Il sortit bien déterminé à prendre des renseignemens plus exacts avant de se laisser aller à la conviction d’un fait si étrange, et trouva le major Neville qui expédiait les ordres nécessaires pour disperser les forces qui s’étaient assemblées.

« Faites-moi le plaisir, major Neville, d’abandonner un moment cette besogne aux soins du capitaine Wardour et d’Hector, avec lequel j’espère que vous êtes maintenant tout-à-fait réconcilié (Neville se mit à rire et tendit la main à Hector de l’autre côté de la table), et veuillez, je vous prie, m’accorder un moment d’audience.

— Vous avez droit de disposer de moi, monsieur Oldbuck, quand l’affaire qui m’occupe serait plus urgente encore, répondit Neville ; je n’ai pas oublié que je vous ai abusé par un nom supposé et que j’ai récompensé votre hospitalité en blessant votre neveu.

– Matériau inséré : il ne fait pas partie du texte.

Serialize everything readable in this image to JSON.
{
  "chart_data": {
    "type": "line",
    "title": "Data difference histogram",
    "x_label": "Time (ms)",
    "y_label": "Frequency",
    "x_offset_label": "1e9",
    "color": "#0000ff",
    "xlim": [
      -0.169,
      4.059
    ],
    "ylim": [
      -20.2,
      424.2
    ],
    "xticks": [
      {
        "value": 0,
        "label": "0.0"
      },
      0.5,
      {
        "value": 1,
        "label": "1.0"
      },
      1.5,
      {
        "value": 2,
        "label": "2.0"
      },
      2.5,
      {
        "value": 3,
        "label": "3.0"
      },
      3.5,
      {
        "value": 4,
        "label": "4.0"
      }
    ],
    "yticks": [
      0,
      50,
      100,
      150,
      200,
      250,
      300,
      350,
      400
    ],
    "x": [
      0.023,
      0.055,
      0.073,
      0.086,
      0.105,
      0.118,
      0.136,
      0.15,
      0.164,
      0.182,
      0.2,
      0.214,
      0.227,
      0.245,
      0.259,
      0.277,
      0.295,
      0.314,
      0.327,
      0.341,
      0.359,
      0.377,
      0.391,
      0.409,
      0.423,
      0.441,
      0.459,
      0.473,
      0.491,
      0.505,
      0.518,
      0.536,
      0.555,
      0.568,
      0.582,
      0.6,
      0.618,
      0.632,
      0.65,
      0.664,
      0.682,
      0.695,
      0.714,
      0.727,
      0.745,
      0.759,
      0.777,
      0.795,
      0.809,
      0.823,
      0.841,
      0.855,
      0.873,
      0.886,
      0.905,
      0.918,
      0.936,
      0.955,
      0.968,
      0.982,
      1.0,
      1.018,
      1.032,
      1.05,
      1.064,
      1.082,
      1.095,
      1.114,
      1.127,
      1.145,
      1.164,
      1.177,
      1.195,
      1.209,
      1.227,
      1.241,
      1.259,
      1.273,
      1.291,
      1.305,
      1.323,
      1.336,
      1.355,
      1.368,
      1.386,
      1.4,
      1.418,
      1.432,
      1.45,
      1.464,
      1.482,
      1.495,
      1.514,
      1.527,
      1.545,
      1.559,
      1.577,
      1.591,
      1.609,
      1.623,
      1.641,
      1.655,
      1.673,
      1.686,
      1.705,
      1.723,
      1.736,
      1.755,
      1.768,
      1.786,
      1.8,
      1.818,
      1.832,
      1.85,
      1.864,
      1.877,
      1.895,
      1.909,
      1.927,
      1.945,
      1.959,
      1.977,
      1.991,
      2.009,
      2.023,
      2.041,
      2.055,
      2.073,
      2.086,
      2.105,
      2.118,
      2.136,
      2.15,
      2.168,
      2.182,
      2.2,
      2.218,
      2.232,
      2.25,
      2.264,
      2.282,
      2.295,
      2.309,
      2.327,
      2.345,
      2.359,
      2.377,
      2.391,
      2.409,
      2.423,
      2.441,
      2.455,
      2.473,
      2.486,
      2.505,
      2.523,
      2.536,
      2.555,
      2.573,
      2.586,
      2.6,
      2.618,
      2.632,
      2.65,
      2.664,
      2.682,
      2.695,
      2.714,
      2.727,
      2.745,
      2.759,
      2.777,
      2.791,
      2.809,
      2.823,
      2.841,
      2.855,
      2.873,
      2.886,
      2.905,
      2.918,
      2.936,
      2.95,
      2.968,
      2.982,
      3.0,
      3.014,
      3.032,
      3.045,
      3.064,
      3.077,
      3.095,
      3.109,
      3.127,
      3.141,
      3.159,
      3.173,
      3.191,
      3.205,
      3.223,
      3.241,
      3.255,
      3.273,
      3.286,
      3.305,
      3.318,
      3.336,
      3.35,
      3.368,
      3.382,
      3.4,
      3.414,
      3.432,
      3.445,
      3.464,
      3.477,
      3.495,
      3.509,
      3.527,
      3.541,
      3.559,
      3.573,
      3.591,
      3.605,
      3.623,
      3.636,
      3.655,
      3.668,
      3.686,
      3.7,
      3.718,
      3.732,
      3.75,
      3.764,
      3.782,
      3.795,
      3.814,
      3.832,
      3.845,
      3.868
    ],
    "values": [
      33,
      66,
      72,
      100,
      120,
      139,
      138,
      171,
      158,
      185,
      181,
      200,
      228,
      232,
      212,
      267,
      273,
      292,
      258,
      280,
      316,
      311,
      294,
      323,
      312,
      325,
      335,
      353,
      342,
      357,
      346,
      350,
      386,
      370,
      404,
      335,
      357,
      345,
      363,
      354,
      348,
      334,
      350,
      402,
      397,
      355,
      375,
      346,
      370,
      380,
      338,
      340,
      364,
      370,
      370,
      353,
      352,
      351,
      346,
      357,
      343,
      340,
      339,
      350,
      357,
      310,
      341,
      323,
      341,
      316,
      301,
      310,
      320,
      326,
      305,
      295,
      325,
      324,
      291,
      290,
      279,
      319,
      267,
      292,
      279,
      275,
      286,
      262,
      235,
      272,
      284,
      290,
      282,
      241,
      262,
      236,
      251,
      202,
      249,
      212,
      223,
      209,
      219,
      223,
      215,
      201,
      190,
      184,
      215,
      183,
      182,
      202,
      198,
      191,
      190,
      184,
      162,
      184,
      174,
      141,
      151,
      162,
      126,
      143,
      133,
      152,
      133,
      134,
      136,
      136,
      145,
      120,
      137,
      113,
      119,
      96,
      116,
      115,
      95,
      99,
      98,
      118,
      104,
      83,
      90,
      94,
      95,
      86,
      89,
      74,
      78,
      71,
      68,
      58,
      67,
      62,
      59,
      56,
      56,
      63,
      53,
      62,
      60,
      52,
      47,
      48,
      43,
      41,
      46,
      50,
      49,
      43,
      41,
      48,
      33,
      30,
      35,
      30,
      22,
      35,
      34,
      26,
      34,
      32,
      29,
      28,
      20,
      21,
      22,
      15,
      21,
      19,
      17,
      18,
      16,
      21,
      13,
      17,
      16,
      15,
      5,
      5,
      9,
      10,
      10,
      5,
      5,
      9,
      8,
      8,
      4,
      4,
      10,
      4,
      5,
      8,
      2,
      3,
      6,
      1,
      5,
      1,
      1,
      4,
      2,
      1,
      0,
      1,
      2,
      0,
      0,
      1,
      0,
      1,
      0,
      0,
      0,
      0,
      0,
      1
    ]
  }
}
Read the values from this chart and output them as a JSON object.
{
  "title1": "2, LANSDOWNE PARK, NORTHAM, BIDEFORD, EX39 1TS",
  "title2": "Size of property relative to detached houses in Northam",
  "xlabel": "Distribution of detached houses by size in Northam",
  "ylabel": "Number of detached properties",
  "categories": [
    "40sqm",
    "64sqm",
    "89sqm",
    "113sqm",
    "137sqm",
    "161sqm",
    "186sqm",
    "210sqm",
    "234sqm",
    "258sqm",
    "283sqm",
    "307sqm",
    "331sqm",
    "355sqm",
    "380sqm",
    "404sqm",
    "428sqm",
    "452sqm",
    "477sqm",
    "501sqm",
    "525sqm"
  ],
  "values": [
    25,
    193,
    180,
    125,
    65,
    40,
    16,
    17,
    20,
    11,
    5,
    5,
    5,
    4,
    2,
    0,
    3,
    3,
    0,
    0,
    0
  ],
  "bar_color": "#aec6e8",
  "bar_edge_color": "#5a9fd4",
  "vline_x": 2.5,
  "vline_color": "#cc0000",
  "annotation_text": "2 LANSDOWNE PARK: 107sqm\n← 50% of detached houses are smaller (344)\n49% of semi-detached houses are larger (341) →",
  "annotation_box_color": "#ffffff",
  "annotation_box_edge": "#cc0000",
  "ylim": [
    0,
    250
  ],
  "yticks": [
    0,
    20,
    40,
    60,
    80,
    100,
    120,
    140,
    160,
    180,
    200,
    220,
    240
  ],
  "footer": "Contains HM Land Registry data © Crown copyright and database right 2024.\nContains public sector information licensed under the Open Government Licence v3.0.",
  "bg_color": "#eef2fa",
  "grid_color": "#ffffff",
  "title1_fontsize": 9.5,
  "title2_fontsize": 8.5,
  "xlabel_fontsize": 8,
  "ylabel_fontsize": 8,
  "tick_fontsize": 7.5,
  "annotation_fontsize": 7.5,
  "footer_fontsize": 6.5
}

— Vous l’avez traité comme il le méritait, dit Oldbuck, quoique je doive convenir en passant qu’il a montré aujourd’hui autant de bon sens que de courage. Ma foi, s’il voulait étudier un peu et lire César et Polybe et les Stratagemata Polyœni[1], je crois qu’il avancerait dans l’armée, et je l’épaulerai certainement.

— Il en est tout-à-fait digne, répondit Neville. Je vous remercie pour mon compte de l’indulgence que vous m’accordez, et que je mérite d’autant plus peut-être que je n’ai pas le bonheur de posséder plus de droits au nom de Neville par lequel je suis généralement distingué, que celui de Lovel sous lequel vous m’avez connu.

— En vérité ? en bien il faudra donc que nous vous en cher-

  1. Les stratagèmes de Polyen. Polyen était un avocat grec qui exerçait à Rome sous le règne de Marc-Aurèle. a. m.